Finalmente, sabemo-lo autor de narrativas ficcionais, como os contos de Mariela Morta (sua estréia, em 1977) e o romance Barcelona Brasileira, publicado em Lisboa, em 1999, e em São Paulo, em 2002. Quanto a mim, tomo conhecimento direto desta sua faceta de escritor apenas agora, com a recente publicação, por LetraSelvagem, da segunda edição de Os Vira-Latas da Madrugada. Tendo-o escrito no final da adolescência, refundiu-o em 1977-78, vindo essa versão a merecer destaque, dois anos depois, no Prêmio Nacional José Lins do Rego, da editora José Olympio, que o publicou em 1981.

II

A trama tem base na realidade, passando-se em Santos, num espaço fervilhante de vida e de miséria, entre o porto, o bairro Paquetá e o centro da cidade. Os personagens são — diz em nota o editor, Nicodemos Sena — “ex-sindicalistas, punguistas, jornaleiros, vendedores de jogo do bicho, catadores de restos que caem no transporte antes de chegar aos navios, mendigos, engraxates, cafetinas, cafetões, prostitutas e jovens aprendizes de todo tipo de expediente”; os “vira-latas”, diz o posfácio de Maria Angélica Guimarães Lopes, são os moleques do bairro.

E o tempo? Este, segundo o autor, “não existe, os acontecimentos se confundem, as datas são esquecidas”; não obstante, deve ser afastada a idéia de uma intemporalidade absoluta: a trama se desenvolve às vésperas do golpe militar de 1964, que lhe impõe um corte brusco, sem o recurso usual de um final definitivo.

Conforme detalha Ademir Demarchi nas orelhas, em que lhe traça ágil roteiro, há um plano de fundo fortemente político por trás do enredo, com personagens que rememoram a Coluna Prestes e a era Vargas, tomados em cena “no período pré-golpe”.

Desse grupo humano emergem com força figuras marcantes como o velho Marambaia, seu calejado “mestre”, e o jovem Pingola com sua explorada amante, a jovem prostituta Sula. Marambaia, legendário participante da Coluna, depois homem do mar e, nessa condição, capitão de motins em defesa de direitos dos marujos, é forte presença nessas páginas, com um halo de conselheiro e mentor. Pingola, seu protegido, malandrinho, mas aprendiz de estatuário, leva sua contradição até a página final, quando parece tomar consciência de sua condição subumana e apontar os olhos para uma meta.

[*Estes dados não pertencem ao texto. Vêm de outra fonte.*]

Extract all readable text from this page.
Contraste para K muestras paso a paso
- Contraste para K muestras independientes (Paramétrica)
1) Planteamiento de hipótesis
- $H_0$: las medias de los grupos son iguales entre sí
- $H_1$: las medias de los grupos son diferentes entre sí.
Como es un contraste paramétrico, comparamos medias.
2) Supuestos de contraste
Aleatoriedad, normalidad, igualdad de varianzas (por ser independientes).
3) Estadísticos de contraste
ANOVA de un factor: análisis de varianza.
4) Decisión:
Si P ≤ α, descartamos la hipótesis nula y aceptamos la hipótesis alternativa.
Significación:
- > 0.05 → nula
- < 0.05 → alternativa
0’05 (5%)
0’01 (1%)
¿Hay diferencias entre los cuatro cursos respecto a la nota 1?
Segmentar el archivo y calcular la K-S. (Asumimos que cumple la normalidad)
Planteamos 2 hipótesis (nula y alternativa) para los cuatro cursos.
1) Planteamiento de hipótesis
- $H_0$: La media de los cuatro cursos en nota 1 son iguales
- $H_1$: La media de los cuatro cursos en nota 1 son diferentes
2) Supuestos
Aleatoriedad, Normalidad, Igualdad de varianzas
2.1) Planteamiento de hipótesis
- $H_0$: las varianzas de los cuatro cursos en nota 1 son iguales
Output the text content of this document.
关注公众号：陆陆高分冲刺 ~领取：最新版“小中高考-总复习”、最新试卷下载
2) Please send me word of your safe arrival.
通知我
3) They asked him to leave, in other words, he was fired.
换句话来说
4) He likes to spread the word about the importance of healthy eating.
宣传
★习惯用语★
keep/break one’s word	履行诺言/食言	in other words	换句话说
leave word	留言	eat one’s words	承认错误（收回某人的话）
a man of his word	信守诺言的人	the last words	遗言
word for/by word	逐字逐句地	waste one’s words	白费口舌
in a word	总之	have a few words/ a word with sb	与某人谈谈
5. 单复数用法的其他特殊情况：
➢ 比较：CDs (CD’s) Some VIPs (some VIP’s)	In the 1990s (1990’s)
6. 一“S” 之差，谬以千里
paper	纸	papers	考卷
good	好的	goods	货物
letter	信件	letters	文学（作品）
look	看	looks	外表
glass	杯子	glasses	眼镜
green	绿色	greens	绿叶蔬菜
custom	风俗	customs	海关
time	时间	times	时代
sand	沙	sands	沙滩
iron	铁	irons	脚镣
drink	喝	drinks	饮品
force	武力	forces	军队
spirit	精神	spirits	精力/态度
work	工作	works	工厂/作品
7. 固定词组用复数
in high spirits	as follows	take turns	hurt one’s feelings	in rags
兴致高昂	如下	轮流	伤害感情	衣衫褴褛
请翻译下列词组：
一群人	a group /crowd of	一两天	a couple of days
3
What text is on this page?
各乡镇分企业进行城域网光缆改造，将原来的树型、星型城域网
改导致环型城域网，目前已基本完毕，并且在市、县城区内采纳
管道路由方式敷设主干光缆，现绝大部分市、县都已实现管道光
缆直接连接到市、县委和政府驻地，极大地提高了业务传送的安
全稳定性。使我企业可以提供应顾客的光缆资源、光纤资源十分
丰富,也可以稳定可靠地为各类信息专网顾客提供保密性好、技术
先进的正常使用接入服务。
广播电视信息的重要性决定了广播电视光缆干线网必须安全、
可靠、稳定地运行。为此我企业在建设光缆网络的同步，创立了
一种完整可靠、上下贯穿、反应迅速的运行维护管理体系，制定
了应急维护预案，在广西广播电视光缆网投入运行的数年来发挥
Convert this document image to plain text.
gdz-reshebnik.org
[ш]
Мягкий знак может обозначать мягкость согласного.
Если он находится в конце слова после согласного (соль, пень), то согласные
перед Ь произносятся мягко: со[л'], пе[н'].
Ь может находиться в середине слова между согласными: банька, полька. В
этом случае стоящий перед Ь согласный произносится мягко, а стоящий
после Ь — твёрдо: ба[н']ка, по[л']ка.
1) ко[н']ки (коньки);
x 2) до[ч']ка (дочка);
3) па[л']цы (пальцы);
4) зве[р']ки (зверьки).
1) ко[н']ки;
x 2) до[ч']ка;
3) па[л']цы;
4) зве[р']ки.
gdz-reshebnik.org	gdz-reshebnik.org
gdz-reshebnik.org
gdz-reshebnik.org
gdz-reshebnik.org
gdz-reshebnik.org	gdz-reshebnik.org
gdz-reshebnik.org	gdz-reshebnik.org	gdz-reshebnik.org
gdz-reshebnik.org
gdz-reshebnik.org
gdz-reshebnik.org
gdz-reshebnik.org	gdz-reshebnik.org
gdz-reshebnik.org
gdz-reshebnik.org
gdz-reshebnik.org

O verdadeiro protagonista do romance, assim o sentimos, é a sua humanidade sofrida, recalcada em patamares de primitivismo socioeconômico. O livro estrutura-se em três “confissões”, palavras do eu-narrador que o comentam e definem, cada uma delas introduzindo uma de suas partes, culminando com uma “Última confissão”, sem sequência, espécie de brevíssima coda à guisa de “moral da história”. É interessante registrar como numa dessas confissões, a segunda, o romancista nos adianta uma das vertentes mais notórias do futuro crítico, o ensaio de fulcro histórico, ao discorrer sobre a origem e a etimologia do nome de batismo da região do Paquetá, com base nas anotações de Francisco Martins dos Santos, em sua História de Santos, de 1937; e, naturalmente, ao descrever o Paquetá de “hoje”.

III

Sobre quem leia o livro salteadamente, randomicamente — eu mesmo às vezes o faço, e isso é possível no caso, pois os capítulos de Os Vira-Latas da Madrugada soem ter um fechamento que lhes permite o folheio aleatório —, impende o risco de acabar pespegando-lhe o rótulo de niilismo, tal o acúmulo de desgraças e humilhações que relata. Se se detiver nas páginas que descrevem a animalesca fúria repressória e torturadora dos beleguins da quartelada, ou nas que pintam a loucura supostamente revolucionária do velho Marambaia, seguida de seu covarde assassínio, tal conclusão parecerá indiscutível: a mensagem seria de treva e desesperança.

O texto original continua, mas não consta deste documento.